Graciousness Survey 2018 Highlights

September 03, 2018
  • Parents are increasingly concerned regarding online and social media etiquette
  • Making a meaningful impact and material success considered as important to the younger individuals in society, with such importance, particularly for material success, tapering off with age

Singapore, 3 September 2018 – Singapore residents remain generally positive about the state of graciousness and kindness here.

This is according to the last Graciousness Survey commissioned by the Singapore Kindness Movement (SKM), which tracks experiences and perceptions of kindness and graciousness. The annual survey also provides SKM with insights on various community topics in Singapore, which help to guide SKM’s focus, strategies and plans in the coming year.

The study polled a demographically representative sample of 3,120 respondents via face-to-face interviews over two waves; from August to September 2017 and from January to February 2018.

Parents concern shifts towards online etiquette

One key community issue that SKM has focused on, together with the Ministry of Education, is the inculcation of positive social values. In addition to its usual resources provided to schools, SKM has increasingly tried to link the role of parents in such upbringing. Overall, the survey indicates that parents agree they should play the primary role in educating their children about moral values. Having a lack of time with their children remained as the largest obstacle for most parents, especially for parents of older children.

The survey also revealed parental concerns for online and social media etiquette which, coupled with the lack of time spent together, proved to be a key challenge in inculcating positive values. The survey reveals that parents are increasingly turning to “in-the-moment” opportunities to teach their children well, and seeking undefined accompanying resources for such, instead of the usual books and printed materials.

Leading by example still ranked as the most effective method to teach kindness. On the other hand, when the child has done an unkind act, that is deemed to be the most appropriate moment to teach graciousness.

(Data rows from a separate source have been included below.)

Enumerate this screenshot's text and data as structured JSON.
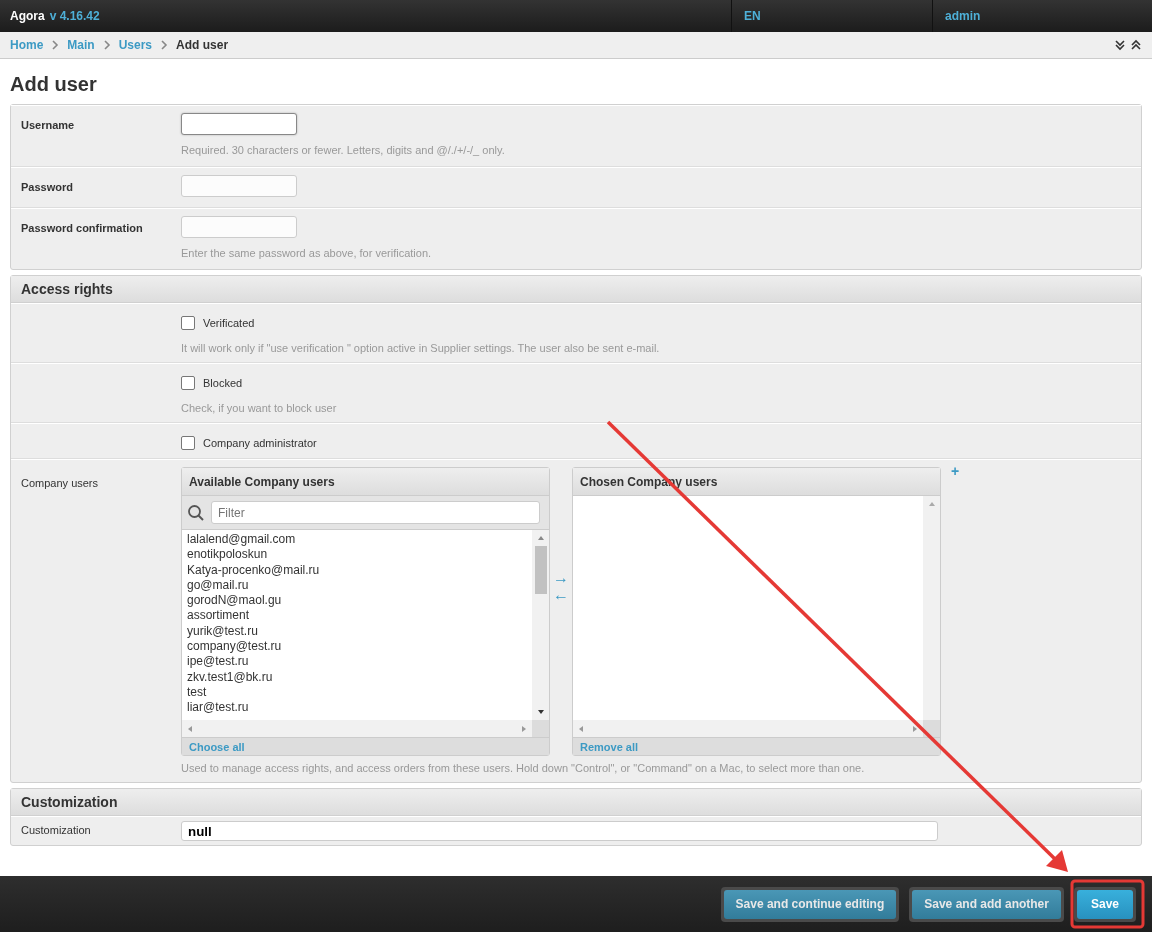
{
  "topbar": {
    "brand": "Agora",
    "version": "v 4.16.42",
    "language": "EN",
    "user": "admin"
  },
  "breadcrumbs": {
    "links": [
      "Home",
      "Main",
      "Users"
    ],
    "current": "Add user"
  },
  "title": "Add user",
  "account_fields": [
    {
      "label": "Username",
      "focused": true,
      "help": "Required. 30 characters or fewer. Letters, digits and @/./+/-/_ only."
    },
    {
      "label": "Password",
      "focused": false
    },
    {
      "label": "Password confirmation",
      "focused": false,
      "help": "Enter the same password as above, for verification."
    }
  ],
  "access_rights": {
    "title": "Access rights",
    "options": [
      {
        "label": "Verificated",
        "checked": false,
        "help": "It will work only if \"use verification \" option active in Supplier settings. The user also be sent e-mail."
      },
      {
        "label": "Blocked",
        "checked": false,
        "help": "Check, if you want to block user"
      },
      {
        "label": "Company administrator",
        "checked": false
      }
    ],
    "company_users": {
      "label": "Company users",
      "available": {
        "title": "Available Company users",
        "filter_placeholder": "Filter",
        "action": "Choose all",
        "items": [
          "lalalend@gmail.com",
          "enotikpoloskun",
          "Katya-procenko@mail.ru",
          "go@mail.ru",
          "gorodN@maol.gu",
          "assortiment",
          "yurik@test.ru",
          "company@test.ru",
          "ipe@test.ru",
          "zkv.test1@bk.ru",
          "test",
          "liar@test.ru"
        ]
      },
      "move_right": "→",
      "move_left": "←",
      "chosen": {
        "title": "Chosen Company users",
        "action": "Remove all"
      },
      "add_symbol": "+",
      "help": "Used to manage access rights, and access orders from these users. Hold down \"Control\", or \"Command\" on a Mac, to select more than one."
    }
  },
  "customization": {
    "title": "Customization",
    "label": "Customization",
    "value": "null"
  },
  "actions": [
    {
      "label": "Save and continue editing",
      "primary": false
    },
    {
      "label": "Save and add another",
      "primary": false
    },
    {
      "label": "Save",
      "primary": true
    }
  ]
}
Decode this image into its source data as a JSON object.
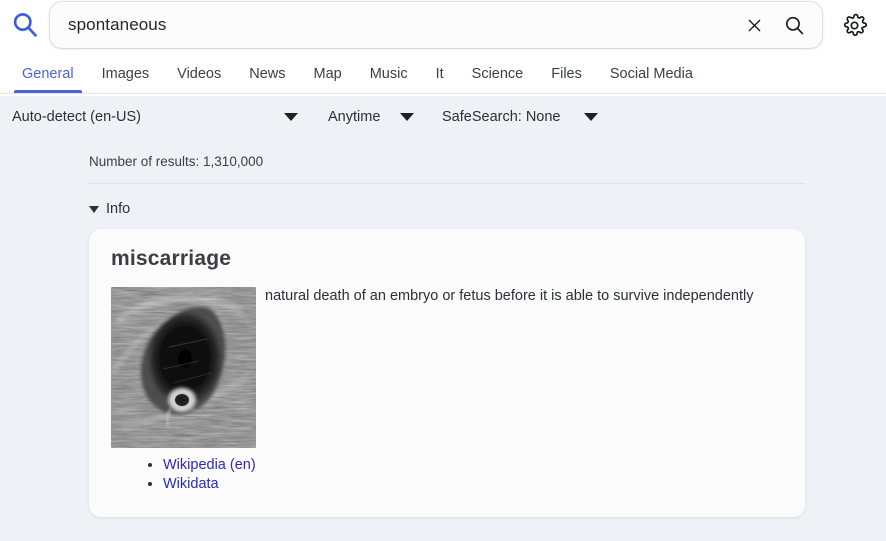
{
  "header": {
    "logo_icon": "magnifier-logo-icon",
    "search": {
      "value": "spontaneous",
      "placeholder": "Search for...",
      "clear_icon": "close-icon",
      "submit_icon": "search-icon"
    },
    "preferences_icon": "gear-icon",
    "accent_color": "#4b63d8"
  },
  "tabs": [
    {
      "label": "General",
      "active": true
    },
    {
      "label": "Images",
      "active": false
    },
    {
      "label": "Videos",
      "active": false
    },
    {
      "label": "News",
      "active": false
    },
    {
      "label": "Map",
      "active": false
    },
    {
      "label": "Music",
      "active": false
    },
    {
      "label": "It",
      "active": false
    },
    {
      "label": "Science",
      "active": false
    },
    {
      "label": "Files",
      "active": false
    },
    {
      "label": "Social Media",
      "active": false
    }
  ],
  "filters": {
    "language": "Auto-detect (en-US)",
    "time_range": "Anytime",
    "safesearch": "SafeSearch: None"
  },
  "results": {
    "count_text": "Number of results: 1,310,000",
    "info_section_label": "Info"
  },
  "infobox": {
    "title": "miscarriage",
    "description": "natural death of an embryo or fetus before it is able to survive independently",
    "image_alt": "ultrasound-scan-image",
    "links": [
      {
        "label": "Wikipedia (en)"
      },
      {
        "label": "Wikidata"
      }
    ],
    "link_color": "#2b2bb8"
  }
}
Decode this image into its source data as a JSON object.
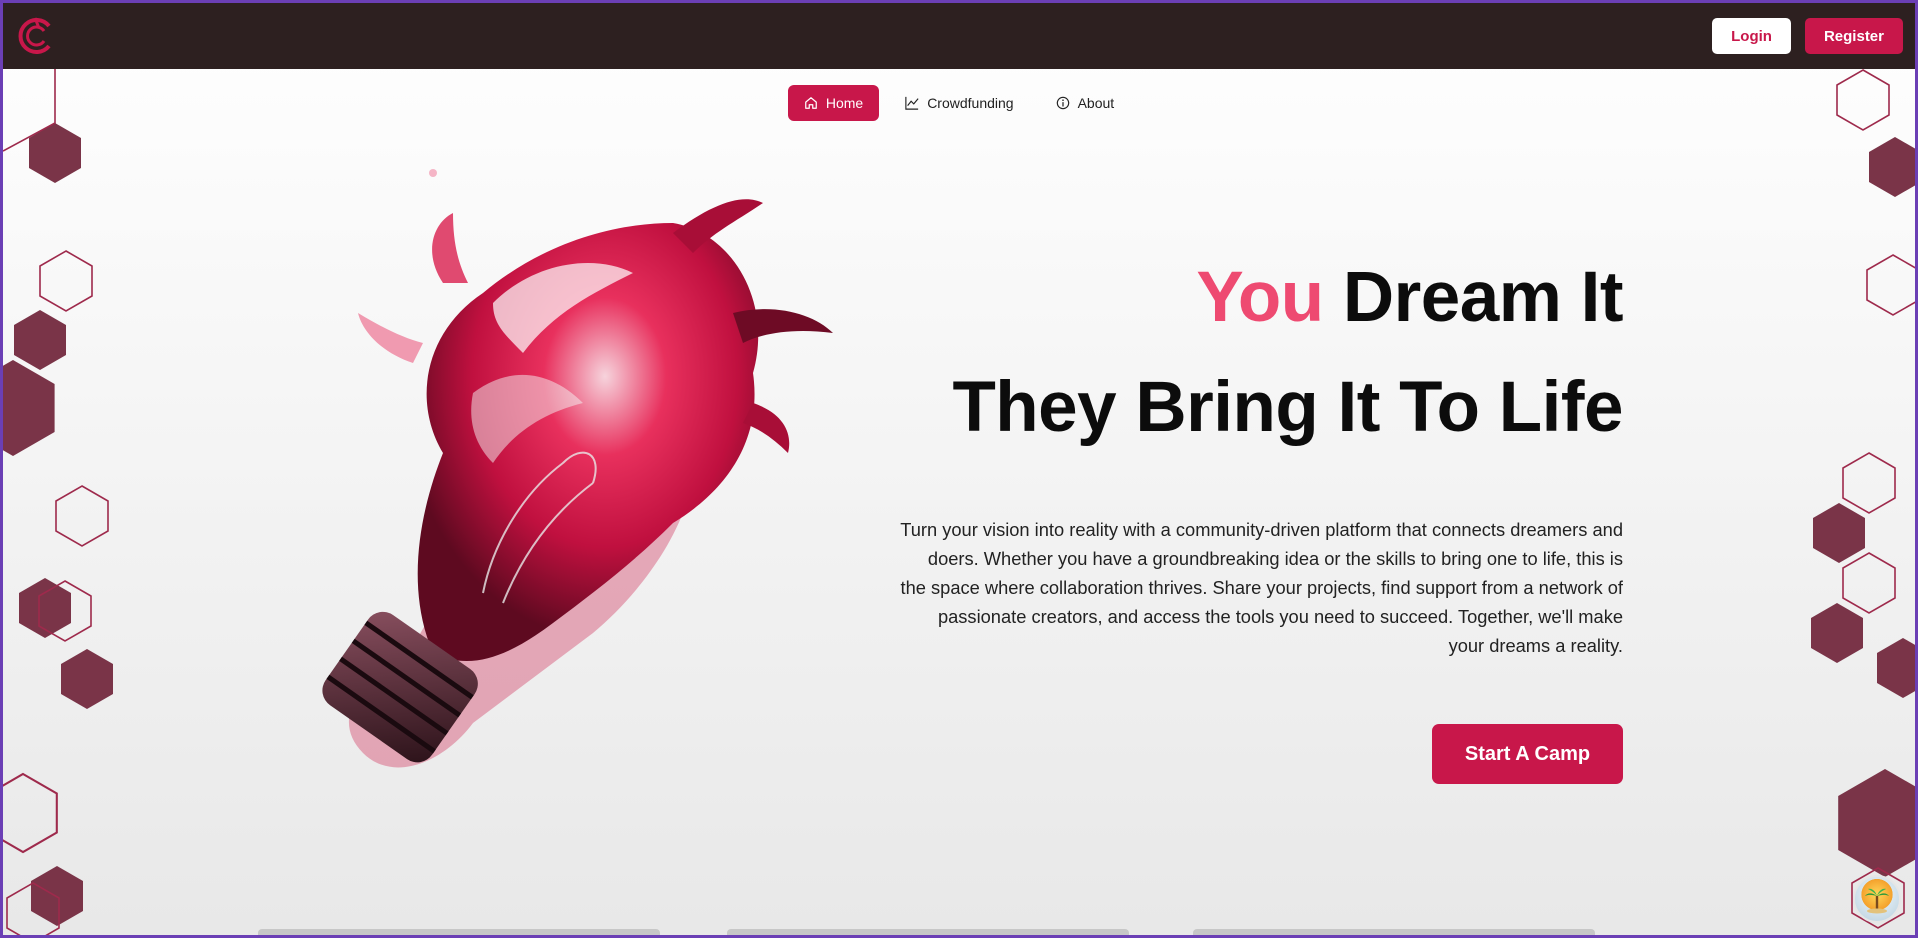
{
  "header": {
    "logo_icon": "brand-c-logo",
    "login_label": "Login",
    "register_label": "Register"
  },
  "nav": {
    "items": [
      {
        "label": "Home",
        "icon": "home-icon",
        "active": true
      },
      {
        "label": "Crowdfunding",
        "icon": "chart-line-icon",
        "active": false
      },
      {
        "label": "About",
        "icon": "info-circle-icon",
        "active": false
      }
    ]
  },
  "hero": {
    "title_accent": "You",
    "title_rest": " Dream It",
    "title_line2": "They Bring It To Life",
    "description": "Turn your vision into reality with a community-driven platform that connects dreamers and doers. Whether you have a groundbreaking idea or the skills to bring one to life, this is the space where collaboration thrives. Share your projects, find support from a network of passionate creators, and access the tools you need to succeed. Together, we'll make your dreams a reality.",
    "cta_label": "Start A Camp"
  },
  "colors": {
    "brand": "#c8174a",
    "accent_text": "#ee4a71",
    "topbar": "#2d2020",
    "hexagon_fill": "#7a3448",
    "hexagon_stroke": "#9e2a4c"
  }
}
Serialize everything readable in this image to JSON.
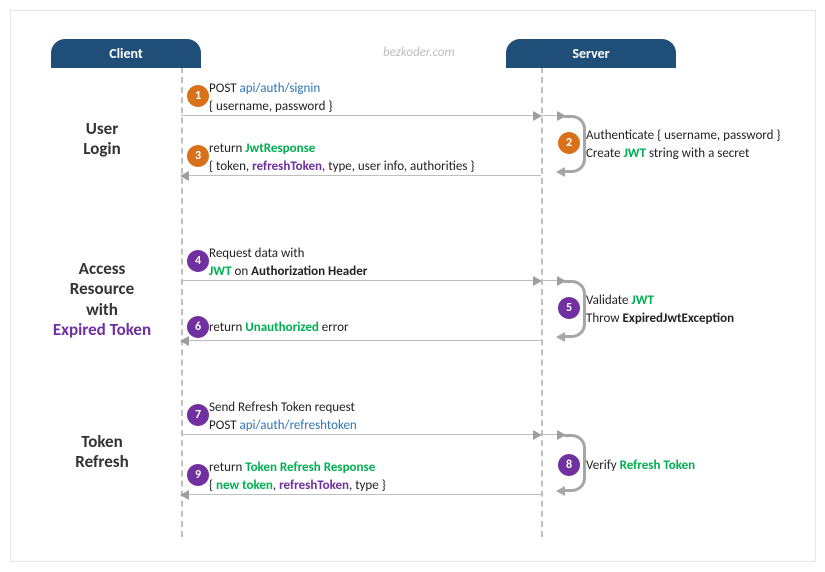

Meaningful social impact is important

New for Graciousness Survey 2018, SKM asked about the importance of making a meaningful impact. Youths generally ranked “making social impact” more important than the more senior respondents.

However, material success was also considered important, understandably also among the younger ones. The importance of material success declines among the seniors, as does making a meaningful impact to a slightly lesser degree. SKM views this as an indication that seniors can be better tapped into, to engage in meaningful societal and pro-social initiatives.

When cross-referencing with their behaviours, SKM found that those who rated material success as not important are also more likely to have done an act of kindness. This could be attributed to the desire to make a social impact within their own capacity.

“It is definitely encouraging that, young and old, Singapore has the desire to make a positive impact” says Dr William Wan, General Secretary of SKM. “Though we may show the differences between the age groups, our collective understanding is that Singaporeans have that inner desire to be kind to each other. Our challenge at SKM is to make kindness and being gracious as a badge of honour. With our close partnerships with the government and NGOs, we certainly strive for a kinder Singapore that can stand tall and Be Greater.”

Some behaviours identified as opportunities for improvement

The survey found that more received, did and witnessed acts of kindness and graciousness in 2018 as compared to 2017. However, more were perceived to be exhibiting a “me-first” mentality.

Commenting on this, Dr Wan said, “A stable trend for something as malleable as kindness is always a good sign for us at SKM. We believe that this isn’t the result with which we stop our campaigns. At the same time, we remain on the lookout for indicators that may be of concern, such as the developing “me-first” mentality. We are encouraged to further push on and achieve greater kindness and graciousness collectively as a nation.”